Le lendemain matin, on se mit en grève. Fall Thierno et son administration commencèrent à circuler. Il s’approcha d’un attroupement d’élèves. Des petits bambins en boubou léger sont préparés pour s’approcher, chacun à son tour, de Fall Thierno et de se mettre à réciter à haute voix et à la manière de la récitation du Coran le contenu du dazibao. À chaque fois Fall Thierno changea aussitôt de lieu. Il aborda un autre attroupement. Un autre bambin différent du premier joua le même rôle. La même scène se répéta à quelques reprises. Découragé, le nouveau proviseur, considérant que le terrain de cet établissement n’est pas aussi facile, décida de reculer et d’envisager les choses autrement. Il se retira dans son bureau et informa Nouakchott de son incapacité de rester à Rosso. Il a fait en tout, à peine 2 à 3 semaines, avant d’être muté ailleurs. J’apprendrai plus tard, sa sagesse et sa discrétion aidant, qu’il serait le meilleur distributeur et convoyeur de « Sayhat Elmadhloum ». Paix à son noble âme!
Ligne pacifique
En Mauritanie, contrairement aux pays africains voisins, notre mouvement s’en tenait jalousement à une ligne pacifique. Une seule fois, on décida, au Lycée de Rosso, de s’attaquer à l’administration par un jet de pierres. Je soulevai une pierre, relativement grosse, avec l’intention de la lancer. Je finis par la lâcher pour la laisser tomber au niveau de mes pieds. Une autre fois, l’administration recourut à une bêtise : elle incendia le dortoir «poulailler » et tenta de l’incomber aux élèves. Le complot fut démystifié aussitôt. Suite à cet incident, le supérieur surveillant Ngdhey fut muté précipitamment. Beaucoup pensaient qu’il est l’instigateur de l’incendie du poulailler.
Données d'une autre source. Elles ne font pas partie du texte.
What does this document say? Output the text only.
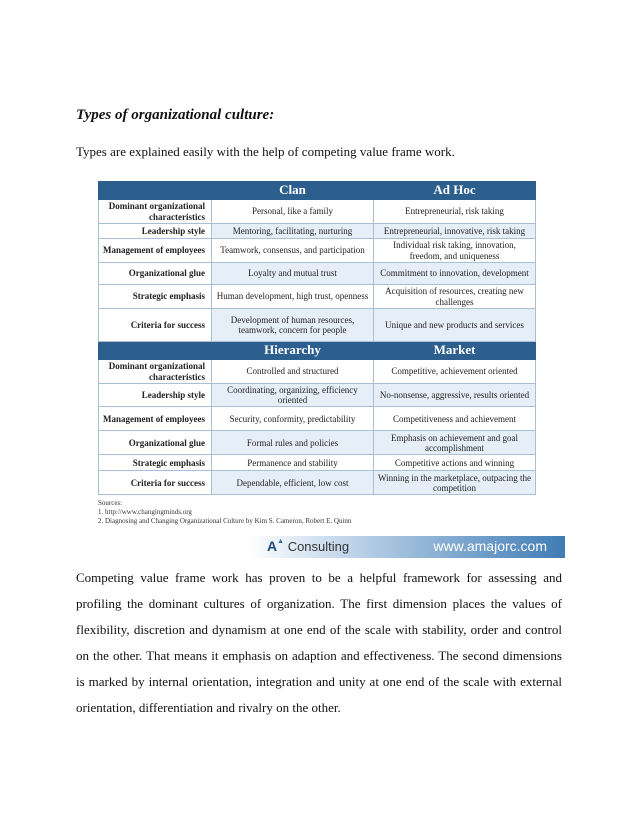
Types of organizational culture:
Types are explained easily with the help of competing value frame work.
	Clan	Ad Hoc
Dominant organizational characteristics	Personal, like a family	Entrepreneurial, risk taking
Leadership style	Mentoring, facilitating, nurturing	Entrepreneurial, innovative, risk taking
Management of employees	Teamwork, consensus, and participation	Individual risk taking, innovation, freedom, and uniqueness
Organizational glue	Loyalty and mutual trust	Commitment to innovation, development
Strategic emphasis	Human development, high trust, openness	Acquisition of resources, creating new challenges
Criteria for success	Development of human resources, teamwork, concern for people	Unique and new products and services
	Hierarchy	Market
Dominant organizational characteristics	Controlled and structured	Competitive, achievement oriented
Leadership style	Coordinating, organizing, efficiency oriented	No-nonsense, aggressive, results oriented
Management of employees	Security, conformity, predictability	Competitiveness and achievement
Organizational glue	Formal rules and policies	Emphasis on achievement and goal accomplishment
Strategic emphasis	Permanence and stability	Competitive actions and winning
Criteria for success	Dependable, efficient, low cost	Winning in the marketplace, outpacing the competition
Sources:
1. http://www.changingminds.org
2. Diagnosing and Changing Organizational Culture by Kim S. Cameron, Robert E. Quinn
A▲ Consulting	www.amajorc.com
Competing value frame work has proven to be a helpful framework for assessing and profiling the dominant cultures of organization. The first dimension places the values of flexibility, discretion and dynamism at one end of the scale with stability, order and control on the other. That means it emphasis on adaption and effectiveness. The second dimensions is marked by internal orientation, integration and unity at one end of the scale with external orientation, differentiation and rivalry on the other.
Cet incident nous renforça dans notre ligne d’action pacifique.
Comme Fall Thierno, rares sont les fonctionnaires qui ont pu rester longtemps au Lycée de Rosso. Un instituteur du nom de Mohamed fut parachuté de la brousse de Mederdra et nommé comme surveillant général au Lycée de Rosso, l’établissement scolaire le plus bouillonnant du pays. Il trainait avec lui des habitudes bédouines qui limitaient beaucoup sa capacité à s’imposer. Au lendemain de son arrivée en pleine année scolaire, il demanda à des délégués d’élèves dont je faisais partie de lui expliquer les initiales « SGI » et « SGE » figurant au bas de quelques papiers posés sur son bureau, c’est-à-dire, Surveillant Général d’Internat et Surveillant Général d’Externat. On se trouvait avec lui dans son bureau. Sans la moindre hésitation, je lui répondis que « SGI », son titre à lui, veut dire Société Internationale de Goudron.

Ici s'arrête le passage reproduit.